The Goderdzi Botanical Garden features a wetland, lake, forests, and sunny, exposed slopes.

In late July, the Ruderal team conducted field research at the Goderdzi Botanical Garden for projects we’re developing in similar regions in alpine Western Georgia.

The Goderdzi Botanical Garden is in the Beshumi climate resort. Located 1850-1900m above sea level in the Adjara mountains and 140 km east of Batumi. We approached from the east on a challenging dirt road under construction. When complete, the route will connect to Batumi on the coast to Akhaltshke in Samstkhe-Javakheti.

The Goderdzi pass area features traditional Adjaran villages of wooden houses, a handful of roadside cafes, and the new Goderdzi ski resort. There are alpine meadows and forests of beech, fir, and pine. The climate is primarily known for its cool summer temperatures and air quality. Beshumi’s salubrious climate is noted in “The Health Resorts of the Georgian SSR: (1987)

Climatic peculiarities are determined by the resort's location in the forest zone of the subtropical belt in the mountains. Winter is moderately mild with abundant snow average monthly temperature of January is -5°C. Summer is moderately warm (average monthly temperature of August is + 17°C). Precipitation totals 1100 mm per annum. Average annual relative humidity of air is 72 per cent. There are about 2000 hr of sunshine per annum. Weak western winds are typical. The air is extremely clean and clear. There are springs of mineral waters (chalybeate-sulphate and sulphuretted) 2-3 km from Beshumi. The medium alpine type of climate (the upper belt) is conducive to curing chronic diseases of respiratory organs (of non-tubercular character) including bronchial asthma. The air of the place is especially efficacious in the prevention of the above-mentioned diseases among children.

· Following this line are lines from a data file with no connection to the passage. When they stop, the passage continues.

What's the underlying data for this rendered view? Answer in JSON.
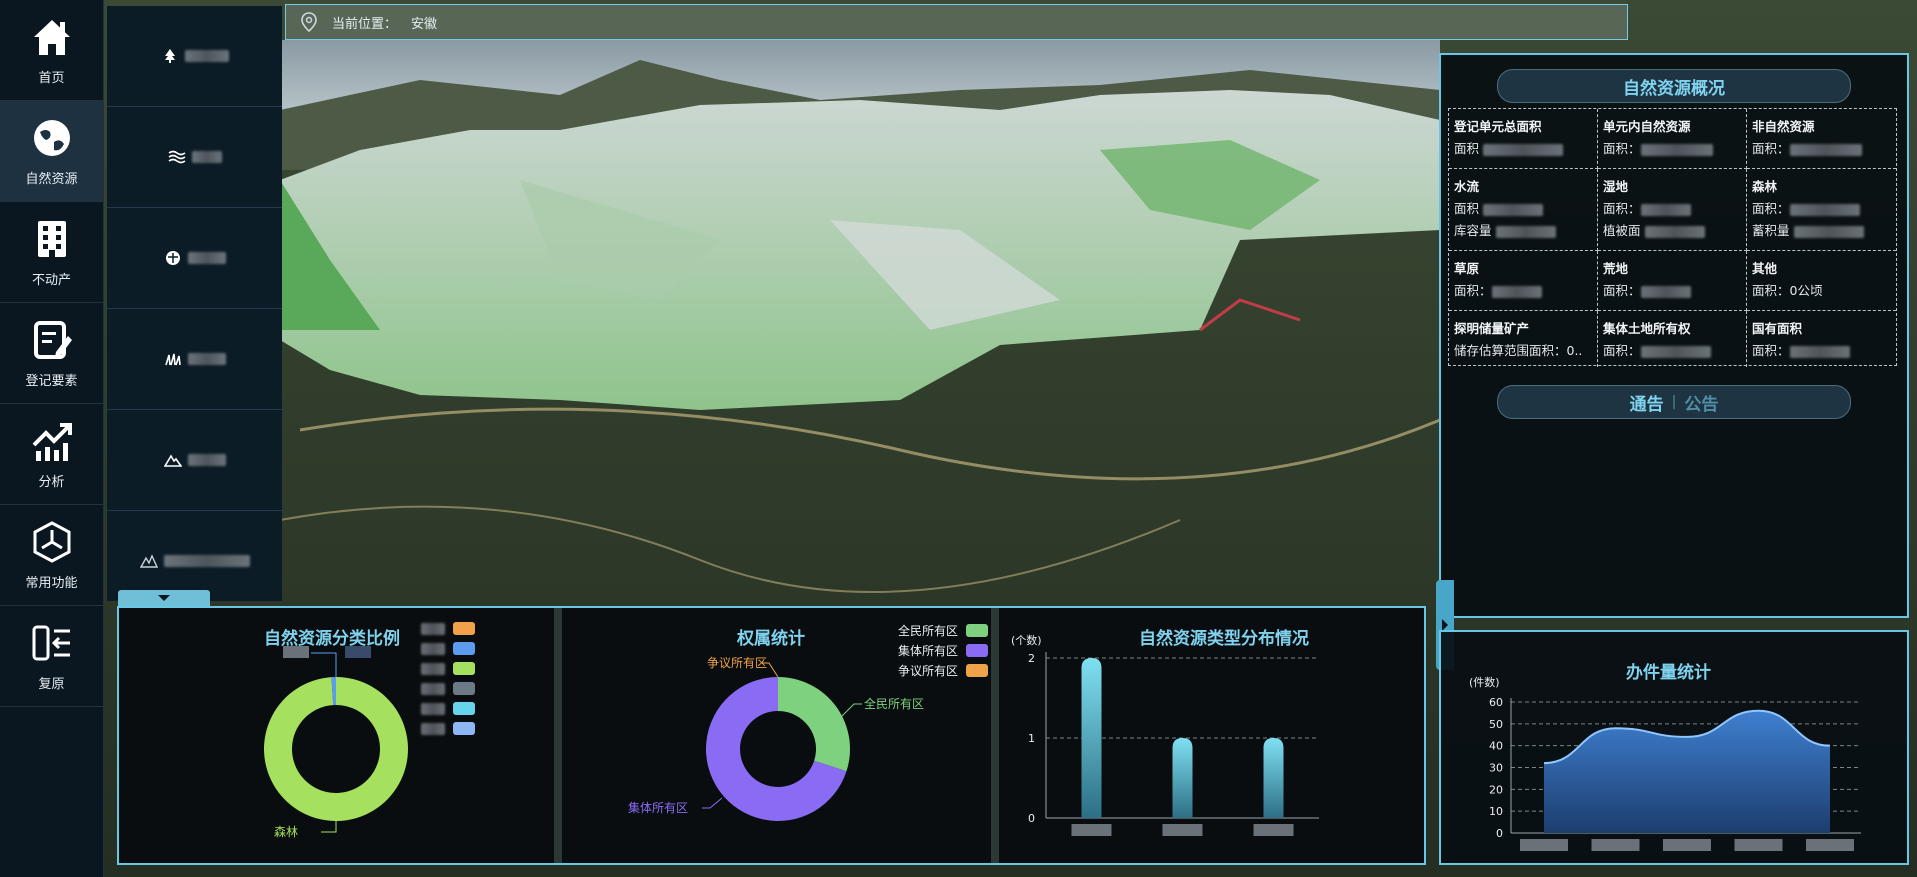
{
  "nav": {
    "items": [
      {
        "label": "首页",
        "icon": "home-icon"
      },
      {
        "label": "自然资源",
        "icon": "globe-icon",
        "active": true
      },
      {
        "label": "不动产",
        "icon": "building-icon"
      },
      {
        "label": "登记要素",
        "icon": "edit-doc-icon"
      },
      {
        "label": "分析",
        "icon": "chart-trend-icon"
      },
      {
        "label": "常用功能",
        "icon": "hexagon-icon"
      },
      {
        "label": "复原",
        "icon": "restore-icon"
      }
    ]
  },
  "subnav": {
    "items": [
      {
        "icon": "tree-icon"
      },
      {
        "icon": "water-icon"
      },
      {
        "icon": "globe-small-icon"
      },
      {
        "icon": "grass-icon"
      },
      {
        "icon": "mountain-icon"
      },
      {
        "icon": "mineral-icon"
      }
    ]
  },
  "breadcrumb": {
    "label": "当前位置：",
    "value": "安徽"
  },
  "overview": {
    "title": "自然资源概况",
    "cells": [
      {
        "heading": "登记单元总面积",
        "rows": [
          "面积"
        ]
      },
      {
        "heading": "单元内自然资源",
        "rows": [
          "面积："
        ]
      },
      {
        "heading": "非自然资源",
        "rows": [
          "面积："
        ]
      },
      {
        "heading": "水流",
        "rows": [
          "面积",
          "库容量"
        ]
      },
      {
        "heading": "湿地",
        "rows": [
          "面积：",
          "植被面"
        ]
      },
      {
        "heading": "森林",
        "rows": [
          "面积：",
          "蓄积量"
        ]
      },
      {
        "heading": "草原",
        "rows": [
          "面积："
        ]
      },
      {
        "heading": "荒地",
        "rows": [
          "面积："
        ]
      },
      {
        "heading": "其他",
        "rows": [
          "面积：0公顷"
        ]
      },
      {
        "heading": "探明储量矿产",
        "rows": [
          "储存估算范围面积：0.."
        ]
      },
      {
        "heading": "集体土地所有权",
        "rows": [
          "面积："
        ]
      },
      {
        "heading": "国有面积",
        "rows": [
          "面积："
        ]
      }
    ],
    "tabs": [
      {
        "label": "通告",
        "active": true
      },
      {
        "label": "公告",
        "active": false
      }
    ],
    "tab_separator": "|"
  },
  "colors": {
    "accent": "#7fd3ef",
    "border": "#68c7e4",
    "green": "#a6e05f",
    "purple": "#8a6cf4",
    "orange": "#f0a24a"
  },
  "chart_data": [
    {
      "type": "pie",
      "title": "自然资源分类比例",
      "legend_colors": [
        "#f0a24a",
        "#5b9cf0",
        "#a6e05f",
        "#6b7a86",
        "#66d4ea",
        "#8eb6f5"
      ],
      "slices": [
        {
          "value": 99,
          "color": "#a6e05f"
        },
        {
          "value": 1,
          "color": "#5b9cf0"
        }
      ],
      "label_bottom": "森林"
    },
    {
      "type": "pie",
      "title": "权属统计",
      "legend": [
        {
          "name": "全民所有区",
          "color": "#7ed17e"
        },
        {
          "name": "集体所有区",
          "color": "#8a6cf4"
        },
        {
          "name": "争议所有区",
          "color": "#f0a24a"
        }
      ],
      "slices": [
        {
          "name": "全民所有区",
          "value": 30,
          "color": "#7ed17e"
        },
        {
          "name": "集体所有区",
          "value": 70,
          "color": "#8a6cf4"
        },
        {
          "name": "争议所有区",
          "value": 0,
          "color": "#f0a24a"
        }
      ]
    },
    {
      "type": "bar",
      "title": "自然资源类型分布情况",
      "ylabel": "(个数)",
      "ylim": [
        0,
        2
      ],
      "yticks": [
        "0",
        "1",
        "2"
      ],
      "values": [
        2,
        1,
        1
      ],
      "grid": true
    },
    {
      "type": "area",
      "title": "办件量统计",
      "ylabel": "(件数)",
      "ylim": [
        0,
        60
      ],
      "yticks": [
        "0",
        "10",
        "20",
        "30",
        "40",
        "50",
        "60"
      ],
      "values": [
        32,
        48,
        44,
        56,
        40
      ],
      "grid": true
    }
  ]
}
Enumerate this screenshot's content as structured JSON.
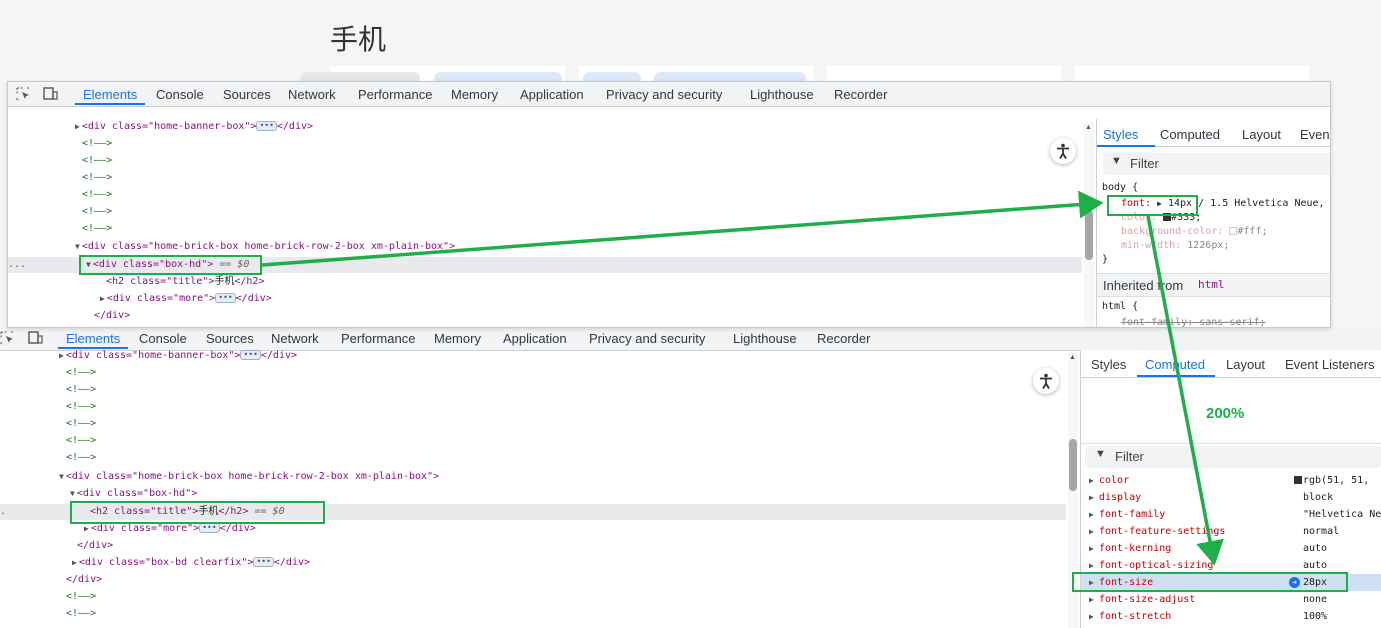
{
  "page": {
    "title": "手机"
  },
  "colors": {
    "accent": "#1a73e8",
    "highlight": "#1fae4a"
  },
  "annotation": {
    "zoom_label": "200%"
  },
  "devtools_top": {
    "tabs": [
      "Elements",
      "Console",
      "Sources",
      "Network",
      "Performance",
      "Memory",
      "Application",
      "Privacy and security",
      "Lighthouse",
      "Recorder"
    ],
    "active_tab": "Elements",
    "icons": [
      "inspect-icon",
      "device-toggle-icon"
    ],
    "tree": {
      "banner": {
        "open": "<div class=\"home-banner-box\">",
        "close": "</div>"
      },
      "comment": "<!——>",
      "brick": "<div class=\"home-brick-box home-brick-row-2-box xm-plain-box\">",
      "box_hd": "<div class=\"box-hd\">",
      "selected_suffix": "== $0",
      "title_line": {
        "open": "<h2 class=\"title\">",
        "text": "手机",
        "close": "</h2>"
      },
      "more": {
        "open": "<div class=\"more\">",
        "close": "</div>"
      },
      "close_div": "</div>",
      "row_menu": "..."
    },
    "styles": {
      "tabs": [
        "Styles",
        "Computed",
        "Layout",
        "Event"
      ],
      "active_tab": "Styles",
      "filter": "Filter",
      "selector": "body {",
      "font_prop": "font:",
      "font_value": "14px",
      "font_rest": "/ 1.5 Helvetica Neue, I",
      "color_prop": "color:",
      "color_value": "#333;",
      "bg_prop": "background-color:",
      "bg_value": "#fff;",
      "minw_prop": "min-width:",
      "minw_value": "1226px;",
      "close": "}",
      "inherited_label": "Inherited from",
      "inherited_tag": "html",
      "html_selector": "html {",
      "html_font_family": "font-family: sans-serif;"
    }
  },
  "devtools_bottom": {
    "tabs": [
      "Elements",
      "Console",
      "Sources",
      "Network",
      "Performance",
      "Memory",
      "Application",
      "Privacy and security",
      "Lighthouse",
      "Recorder"
    ],
    "active_tab": "Elements",
    "tree": {
      "banner": {
        "open": "<div class=\"home-banner-box\">",
        "close": "</div>"
      },
      "comment": "<!——>",
      "brick": "<div class=\"home-brick-box home-brick-row-2-box xm-plain-box\">",
      "box_hd": "<div class=\"box-hd\">",
      "title_line": {
        "open": "<h2 class=\"title\">",
        "text": "手机",
        "close": "</h2>"
      },
      "selected_suffix": "== $0",
      "more": {
        "open": "<div class=\"more\">",
        "close": "</div>"
      },
      "close_div": "</div>",
      "box_bd": {
        "open": "<div class=\"box-bd clearfix\">",
        "close": "</div>"
      },
      "row_menu": "."
    },
    "side": {
      "tabs": [
        "Styles",
        "Computed",
        "Layout",
        "Event Listeners"
      ],
      "active_tab": "Computed",
      "filter": "Filter",
      "rows": [
        {
          "prop": "color",
          "value": "rgb(51, 51,",
          "swatch": "#333333"
        },
        {
          "prop": "display",
          "value": "block"
        },
        {
          "prop": "font-family",
          "value": "\"Helvetica Ne"
        },
        {
          "prop": "font-feature-settings",
          "value": "normal"
        },
        {
          "prop": "font-kerning",
          "value": "auto"
        },
        {
          "prop": "font-optical-sizing",
          "value": "auto"
        },
        {
          "prop": "font-size",
          "value": "28px",
          "highlighted": true
        },
        {
          "prop": "font-size-adjust",
          "value": "none"
        },
        {
          "prop": "font-stretch",
          "value": "100%"
        }
      ]
    }
  }
}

Our tour traversed the multiple zones of the garden - the fir and beech forest, wetland and lake, alpinarium (rock garden), and the plant nursery.


A patch of volunteer vegetation growing on spoils from the garden road construction, including Inula Grandiflora, Kemulariella caucasica, Polygonum carneum. Roadsides spoil areas in subalpine feature such showy species.